12 Eylül 1980 Darbesi'nin ardından yaşadıklarım, dün gibi hafızamda. MHP ve Ülkücü Kuruluşlar Davası kapsamında yargılanan Türkeş dahil, 587 sanığın büyük bölümü hakkında idam cezası isteniyordu. İsnatlarla ilgili maddi delil olmasa da itiraflarla doluydu dosya. Bu sözde "itiraflar" ise, insanlık dışı işkenceler sonucu alınan ifadelere dayanıyordu.
Oradaydım ve unutamıyorum; gençlerden birinin sorgusu sürerken hıçkırıklara boğuldu. Konuşamıyor, vücudu titriyordu. Duruşma Hakimi Albay Vural Özenirler, "İstersen sorguya ara verelim" dedi. O titreyen gençten zor anlaşılır bir ses tonuyla "hayır" cevabı geldi. Birkaç dakika sonra mesele anlaşıldı. Yapılan işkenceler sırasında vücudunda neredeyse sağlam kemik kalmayan o gencin, dudaklarından şu sözler döküldü:
"İşkenceciler, 'Biz seni erkekliğinden ettik, ama zevkten mahrum etmeyeceğiz' dediler, cop soktular..."
Salonda "Allahsızlar", "Ahlaksızlar" nidaları yükseldi. Sanıklar, dinleyiciler, gazeteciler, askerler birbirine karıştı. Coplar havada uçuştu. Yer yerinden oynadı kısacası. O yaşadıklarımız da 12 Eylül'ün iğrenç yüzü olarak hafızalarımıza kazındı.

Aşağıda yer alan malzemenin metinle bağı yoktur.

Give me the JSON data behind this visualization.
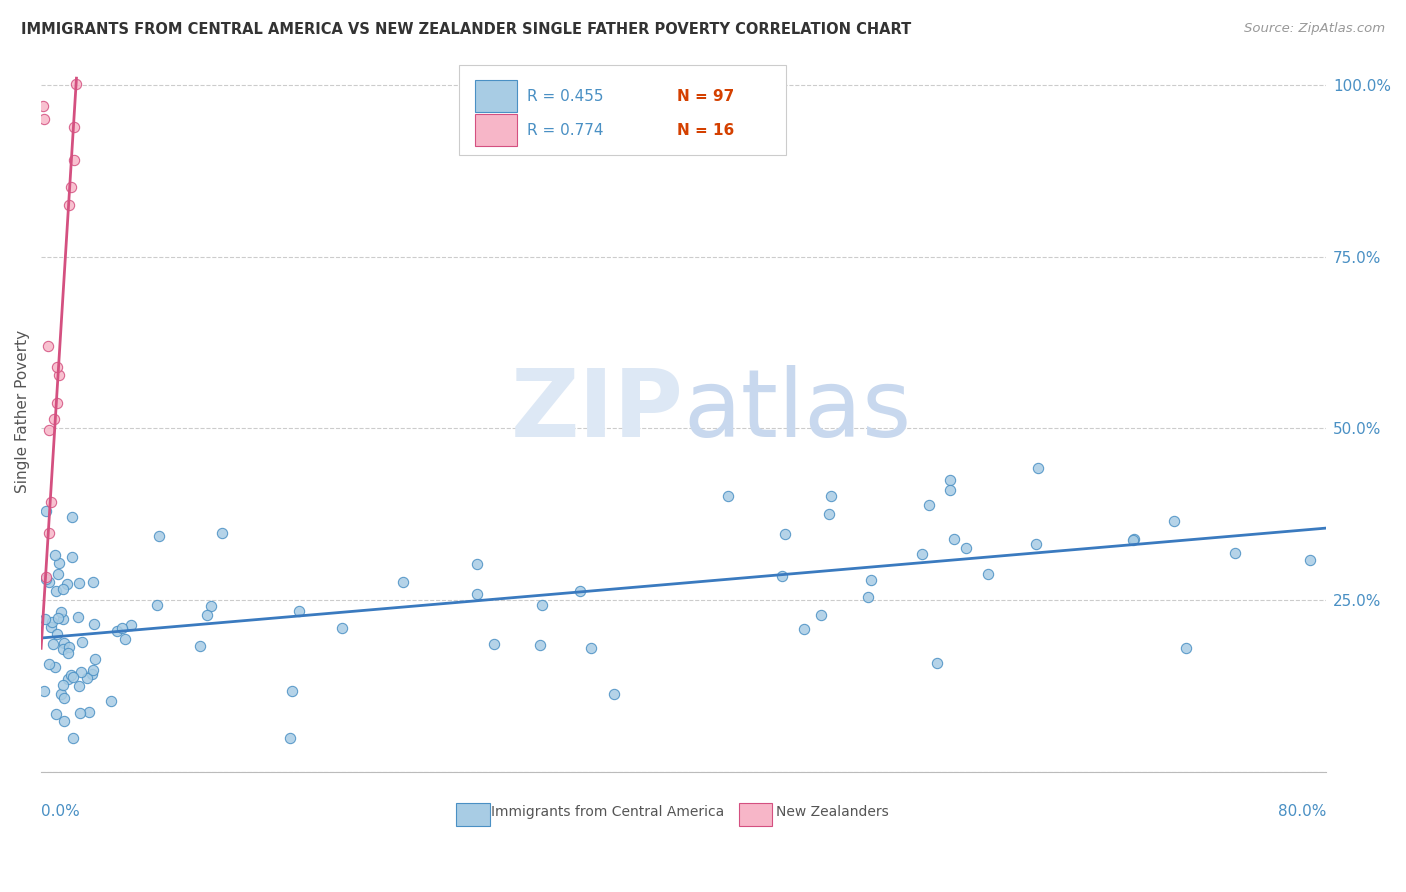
{
  "title": "IMMIGRANTS FROM CENTRAL AMERICA VS NEW ZEALANDER SINGLE FATHER POVERTY CORRELATION CHART",
  "source": "Source: ZipAtlas.com",
  "ylabel": "Single Father Poverty",
  "xlim": [
    0.0,
    0.8
  ],
  "ylim": [
    0.0,
    1.05
  ],
  "ytick_vals": [
    0.0,
    0.25,
    0.5,
    0.75,
    1.0
  ],
  "ytick_labels": [
    "",
    "25.0%",
    "50.0%",
    "75.0%",
    "100.0%"
  ],
  "color_blue_fill": "#a8cce4",
  "color_blue_edge": "#4a90c4",
  "color_pink_fill": "#f7b6c8",
  "color_pink_edge": "#d45080",
  "color_blue_line": "#3a7abf",
  "color_pink_line": "#d45080",
  "color_tick_label": "#4a90c4",
  "color_grid": "#cccccc",
  "color_title": "#333333",
  "color_source": "#999999",
  "watermark_zip_color": "#dde8f5",
  "watermark_atlas_color": "#c8d8ee",
  "legend_R1": "R = 0.455",
  "legend_N1": "N = 97",
  "legend_R2": "R = 0.774",
  "legend_N2": "N = 16",
  "blue_line_x0": 0.0,
  "blue_line_y0": 0.195,
  "blue_line_x1": 0.8,
  "blue_line_y1": 0.355,
  "pink_line_x0": 0.0,
  "pink_line_y0": 0.18,
  "pink_line_x1": 0.022,
  "pink_line_y1": 1.01
}
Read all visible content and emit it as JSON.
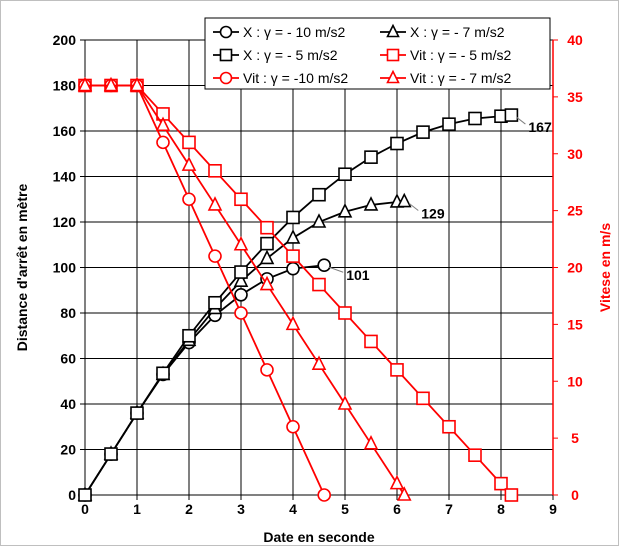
{
  "chart_data": {
    "type": "line",
    "title": "",
    "xlabel": "Date en seconde",
    "ylabel": "Distance d'arrêt en mètre",
    "y2label": "Vitese en m/s",
    "xlim": [
      0,
      9
    ],
    "ylim": [
      0,
      200
    ],
    "y2lim": [
      0,
      40
    ],
    "x_ticks": [
      0,
      1,
      2,
      3,
      4,
      5,
      6,
      7,
      8,
      9
    ],
    "y_ticks": [
      0,
      20,
      40,
      60,
      80,
      100,
      120,
      140,
      160,
      180,
      200
    ],
    "y2_ticks": [
      0,
      5,
      10,
      15,
      20,
      25,
      30,
      35,
      40
    ],
    "grid": true,
    "legend_position": "top-right",
    "colors": {
      "distance": "#000000",
      "speed": "#ff0000"
    },
    "series": [
      {
        "name": "X : γ = - 10 m/s2",
        "axis": "left",
        "color": "#000000",
        "marker": "circle",
        "x": [
          0,
          0.5,
          1,
          1.5,
          2,
          2.5,
          3,
          3.5,
          4,
          4.6
        ],
        "y": [
          0,
          18,
          36,
          53,
          67,
          79,
          88,
          95,
          99.5,
          101
        ]
      },
      {
        "name": "X : γ = - 7 m/s2",
        "axis": "left",
        "color": "#000000",
        "marker": "triangle",
        "x": [
          0,
          0.5,
          1,
          1.5,
          2,
          2.5,
          3,
          3.5,
          4,
          4.5,
          5,
          5.5,
          6,
          6.14
        ],
        "y": [
          0,
          18,
          36,
          53,
          68,
          82,
          94,
          104,
          113,
          120,
          124.5,
          127.5,
          128.8,
          129
        ]
      },
      {
        "name": "X : γ = - 5 m/s2",
        "axis": "left",
        "color": "#000000",
        "marker": "square",
        "x": [
          0,
          0.5,
          1,
          1.5,
          2,
          2.5,
          3,
          3.5,
          4,
          4.5,
          5,
          5.5,
          6,
          6.5,
          7,
          7.5,
          8,
          8.2
        ],
        "y": [
          0,
          18,
          36,
          53.5,
          70,
          84.5,
          98,
          110.5,
          122,
          132,
          141,
          148.5,
          154.5,
          159.5,
          163,
          165.5,
          166.5,
          167
        ]
      },
      {
        "name": "Vit : γ = - 5 m/s2",
        "axis": "right",
        "color": "#ff0000",
        "marker": "square",
        "x": [
          0,
          0.5,
          1,
          1.5,
          2,
          2.5,
          3,
          3.5,
          4,
          4.5,
          5,
          5.5,
          6,
          6.5,
          7,
          7.5,
          8,
          8.2
        ],
        "y": [
          36,
          36,
          36,
          33.5,
          31,
          28.5,
          26,
          23.5,
          21,
          18.5,
          16,
          13.5,
          11,
          8.5,
          6,
          3.5,
          1,
          0
        ]
      },
      {
        "name": "Vit : γ = -10 m/s2",
        "axis": "right",
        "color": "#ff0000",
        "marker": "circle",
        "x": [
          0,
          0.5,
          1,
          1.5,
          2,
          2.5,
          3,
          3.5,
          4,
          4.6
        ],
        "y": [
          36,
          36,
          36,
          31,
          26,
          21,
          16,
          11,
          6,
          0
        ]
      },
      {
        "name": "Vit : γ = - 7 m/s2",
        "axis": "right",
        "color": "#ff0000",
        "marker": "triangle",
        "x": [
          0,
          0.5,
          1,
          1.5,
          2,
          2.5,
          3,
          3.5,
          4,
          4.5,
          5,
          5.5,
          6,
          6.14
        ],
        "y": [
          36,
          36,
          36,
          32.5,
          29,
          25.5,
          22,
          18.5,
          15,
          11.5,
          8,
          4.5,
          1,
          0
        ]
      }
    ],
    "annotations": [
      {
        "text": "101",
        "x": 4.6,
        "y": 101
      },
      {
        "text": "129",
        "x": 6.14,
        "y": 129
      },
      {
        "text": "167",
        "x": 8.2,
        "y": 167
      }
    ],
    "legend": [
      {
        "label": "X : γ = - 10 m/s2",
        "series": 0
      },
      {
        "label": "X : γ = - 7 m/s2",
        "series": 1
      },
      {
        "label": "X : γ = - 5 m/s2",
        "series": 2
      },
      {
        "label": "Vit : γ = - 5 m/s2",
        "series": 3
      },
      {
        "label": "Vit : γ = -10 m/s2",
        "series": 4
      },
      {
        "label": "Vit : γ = - 7 m/s2",
        "series": 5
      }
    ]
  }
}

Darbenin izleri silindikten sonra "bitti" demiştik. Ama bitmemiş, halen yaşıyormuş o iğrenç zihniyet. CHP'li Edirne Belediye Başkanı'nın 15 Temmuz Darbecilerinin şerefine kadeh kaldıran, "Suç ve suçluyu övme" fiilinden ceza almasına yol açan görüntüleri çeken gazeteci Şükrü Benli'nin anlattıkları tüyler ürpertici.
Baskılardan bunalıp Türkiye'yi terk etmiş, Bulgaristan'a yerleşmiş. Ama orada da bulmuşlar kendisini, eterle bayıltıp bir bağ evine götürmüşler. Sonrası iğrenç:
"Belediye Başkanının görüntülerini nasıl çekersin, dediler. Darp edildim. Filistin askısına asıldım. Cinsel organıma elektrik verdiler. Bazı Cisimlerle cinsel saldırıda bulundular. Kadın elbiseleri giydirilerek, ruj sürülerek görüntülerim çekildi."
Basit iddialar değil bunlar. Yargı tarafından araştırılıp ciddi bulunmuş, iddianameye bile bağlanmış. Belediye Başkanı Recep Gürkan'ın da aralarında bulunduğu sanıklar, Edirne 3. Ağır Ceza Mahkemesi'nde 50 yıla varan cezalarla yargılanıyorlar.
İnsanlık dışı bir eşkıyalık ve insan onurunu ayaklar altına alan iğrenç bir cinsel saldırı ile karşı karşıyayız. Başta gazeteciler cemiyetleri olmak üzere, bütün Türkiye'nin ayağa kalkması lazım. Oysa hiçbirinde çıt yok.
Ama ilginç bir tesadüf var ortada. Dün cop sokulan o gencin yargılandığı davanın savcısı Albay Nurettin Soyer, bugünün CHP İzmir Belediye Başkanı olan Tunç Soyer'in babasıydı. İkinci "cisimli cinsel saldırının" sanıklarından biri ise bizzat Edirne'nin CHP'li Belediye Başkanı.
O yüzden...
En çok "Ne oluyor, nedir bu?" diye CHP tabanının ve teşkilatlarının ayağa kalkması gerekir. Ama görüyoruz ki, Türkiye'deki pek çok sivil toplum örgütü ile birlikte, ölü toprağı serilmiş oraya?